La Révolution française dans le débat politique : un enjeu Actuel
samedi 17 juin 2006Depuis quelques semaines, à la une du Monde, Plantu dessine les socialistes en sans-culottes avec bonnets phrygiens et piques. Mais si l'on suit Jean-Luc Mélenchon, la référence à la Révolution française chez les socialistes pourrait se réduire à la crainte du « royalisme » (de Ségolène).
Dans sa critique du projet socialiste, Jean-Luc Mélenchon positionne la Révolution française, dans la partie intitulée « Moderniser l’existant plutôt que construire une alternative », comme une expérience alternative - du moins dans la tradition radicale qu’elle incarne - à la stratégie « moderniste » du PS. Il note ainsi que « le projet manifeste l’ambition de se démarquer de la stratégie de rupture qui caractérise l’action de la gauche dans notre pays depuis la Révolution française ». Il s’agit, dans son propos, de dénoncer la logique « moderniste » qui vise à interdire « la recherche d’une alternative politique globale, expérimentée sous la Révolution française, poursuivie notamment en 1848, ou sous le Front populaire et relancée avec la stratégie d’Epinay ».
De manière plus indirecte, Max Gallo prend l’exemple de la ville de Nice, qu’il connaît bien, pour stigmatiser le caractère clanique et clientéliste du « gouvernement moderne », du temps de Jacques Médecin, au titre d’« une ébauche grossière de Berlusconi, dans une ville qui, au contraire des villes françaises de vieille souche, n’a pas connu l’épisode fondateur de 1789 et des luttes républicaines » (''Libération'' du 9 juin 2006). En intitulant son article, « Il lui a manqué 1789 », Max Gallo marque d’autant plus l’importance de la volonté de gommer la référence à la Révolution française dans les tentatives actuelles de modernisation du programme de la gauche réformiste.
De ce côté-là de la gauche, Roger-Gérard Schwartzenberg analyse la Cinquième République à l'issue des deux mandats de Jacques Chirac en établissant un parallèle avec 1788 : ''1788, essai sur la maldémocratie'', Fayard, 2006. Il dénonce le mépris d'une nouvelle aristocratie pour le peuple, la république confisquée par les privilègiés et souligne l'urgence : en 2006 comme en 1788 tout est encore possible, la réforme, qu'il appelle de ses voeux, ou la révolution dont il voit le spectre.

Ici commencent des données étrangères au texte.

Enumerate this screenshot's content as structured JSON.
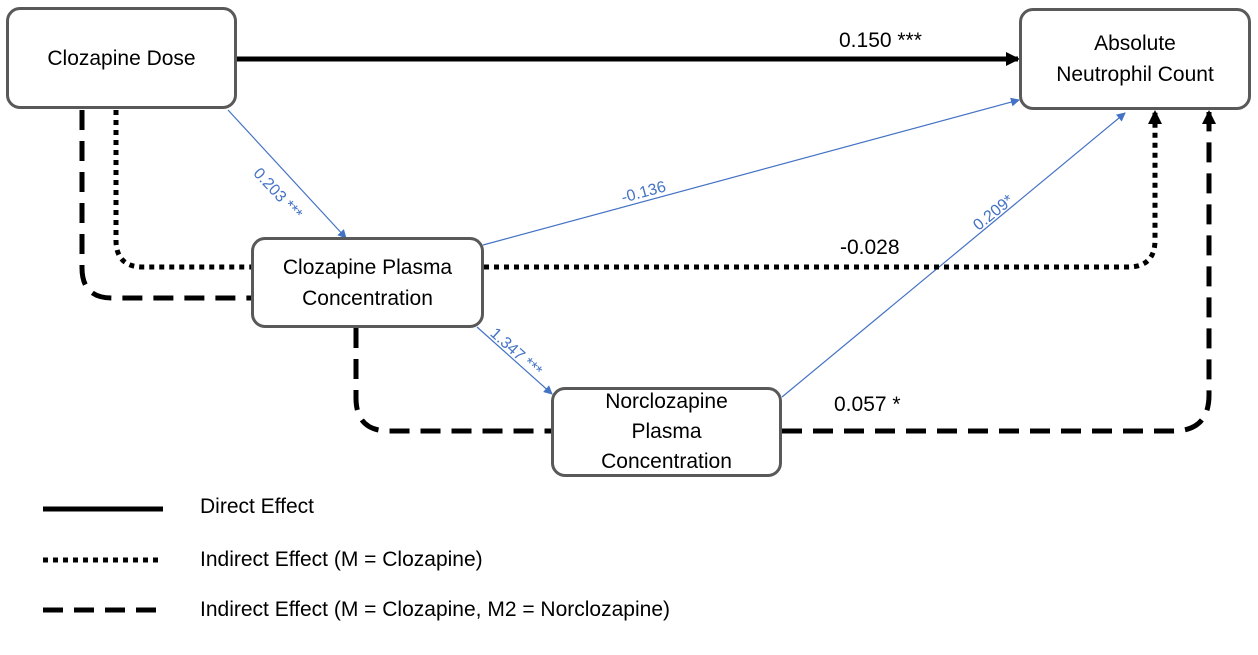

La réflexion sur l’expérience de la Révolution française comme source d’une alternative politique radicale peut se préciser dans l’analyse de Stathis Kouvélakis intitulée « De la révolte à l’alternative », même s’il n’est pas ici fait directement référence à la Révolution française, abordée plus précisément dans son ouvrage sur Philosophie et révolution. De Kant à Marx (PUF, 2003). Dans cette analyse, Kouvélakis fournit de précieuses réflexions sur « la situation inédite, porteuse de rupture » en conséquence des trois secousses de grande ampleur qui ont touché récemment la France ; le « non » au référendum sur la constitution européenne, les « émeutes des banlieues » de l’automne 2005 et le mouvement anti-CPE de mars-avril 2006. Il en conclut que « Penser l’alternative signifie un effort collectif d’élucidation des conditions politiques d’une rupture effective avec le cours libéral ».
La tradition de la Révolution française occupe, nous semble-t-il, une place singulière dans cette manière de penser l’alternative : il convient donc d’en suivre avec attention la présence dans le débat politique en cours.